Okanagan Lake is not going to turn into an ocean-like salty body of water anytime soon.
But recent chloride measurements at various points along the lake taken by the Ministry of Environment do indicate an upward trend.
And while the Okanagan Basin Water Board (OKWB) has no imminent concerns about the current threat the lake water getting saltier poses on aquatic life or drinking water, it remains on its monitoring radar.
“It is trending up but that is partly because of the increase in the number of people living (in the valley),” said Corinne Jackson, communications director for the OKWB.
In 1973, the chloride level was 1.5 milligrams/litre (mg/L) in Okanagan Lake. Last fall, almost 50 years later, that reading came in at 5.73 mg/L.
The threshold of concern for aquatic life in Okanagan Lake would be to exceed 150 mg/L, for drinking water it would be 250 mg/L. As a comparison, the chloride content of ocean-water is about 19,400 mg/L.
Jackson said salinity levels of the lake are a key reason why the OKWB encourages both the City of Kelowna and property owners to avoid using road salt.
The city prioritizes the use of sand, followed by calcium chloride, before reverting to road salt to keep roadways drive-able when winter snow storms occur.
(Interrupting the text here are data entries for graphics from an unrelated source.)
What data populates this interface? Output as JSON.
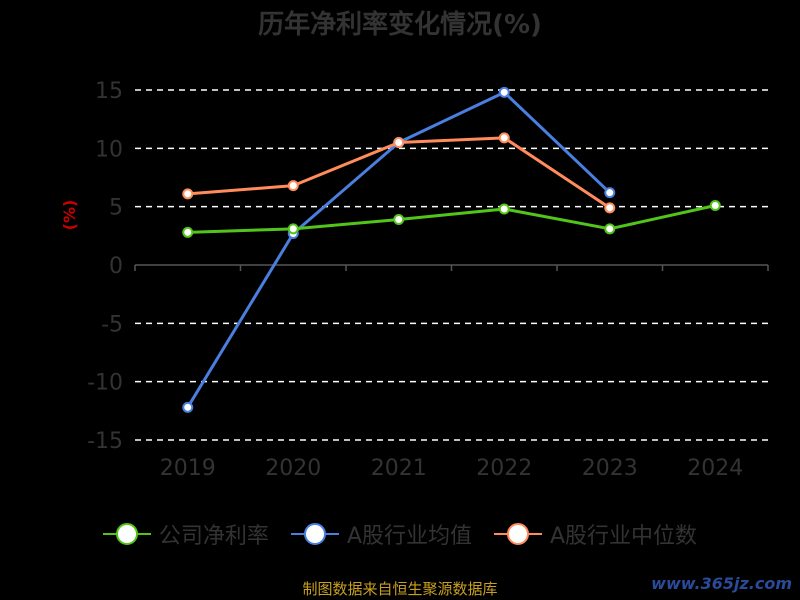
{
  "chart_data": {
    "type": "line",
    "title": "历年净利率变化情况(%)",
    "ylabel": "(%)",
    "categories": [
      "2019",
      "2020",
      "2021",
      "2022",
      "2023",
      "2024"
    ],
    "yticks": [
      "15",
      "10",
      "5",
      "0",
      "-5",
      "-10",
      "-15"
    ],
    "ylim": [
      -15,
      15
    ],
    "grid": "dashed horizontal",
    "legend_position": "bottom",
    "series": [
      {
        "name": "公司净利率",
        "color": "#52c41a",
        "values": [
          2.8,
          3.1,
          3.9,
          4.8,
          3.1,
          5.1
        ]
      },
      {
        "name": "A股行业均值",
        "color": "#4a7fe0",
        "values": [
          -12.2,
          2.7,
          10.5,
          14.8,
          6.2,
          null
        ]
      },
      {
        "name": "A股行业中位数",
        "color": "#ff8c5a",
        "values": [
          6.1,
          6.8,
          10.5,
          10.9,
          4.9,
          null
        ]
      }
    ]
  },
  "footer": {
    "source": "制图数据来自恒生聚源数据库",
    "watermark": "www.365jz.com"
  }
}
She said the road and driveway runoff salt migrates into storm drains eventually and flows directly into the lake.
“The same thought goes into encouraging people not to use chemical fertilizers in the summer because of the runoff, and instead use natural compost or other natural products,” she said.
“All pollutants getting into the lake are a concern.”
She said the road salt issue is an ongoing concern in Ontario, where road salt is commonly used for roads and sidewalks.
“Unfortunately, salt has some real negative effects on the environment that are all too often ignored for the sake of how well it works,” stated a report from Lake Ontario Waterkeeper, a group started in 2001 in response to environmental impact concerns affecting the Lake Ontario Watershed.
“It’s the chloride ions that’s the real problem. Health Canada estimates that five per cent of aquatic species would be affected (median lethal concentration) at chloride concentrations of about 210 mg/L, and 10 per cent would be affected at chloride concentrations of about 240 mg/L.”
UBC Okanagan did a provincially funded study of endocrine disruptors, such as dioxins and various pesticide products, in Okanagan Lake several years ago.
The study found treated waste water in the North Okanagan exposed to another natural filtration process, such as being sprayed on golf courses, helped reduce the endocrine content while in the Central Okanagan the lake depth and water volume negated the issue.
In the South Okanagan, because the lake feeds into the salmon spawning Okanagan River, a project was initiated to create a wetland to allow treated water to filter through it before accessing the river.
The OBWB has partnered with Larrat Aquatic to create a webpage with the chloride and other chemical element contents of Okanagan Lake at multiple water test measurement points from Vernon to Osoyoos.
Recent readings show a 5.73 mg/L near Bennett Bridge; 5.5 mg/L on the Okanagan River channel at Penticton; and 6.73 mg/L on Osoyoos Lake.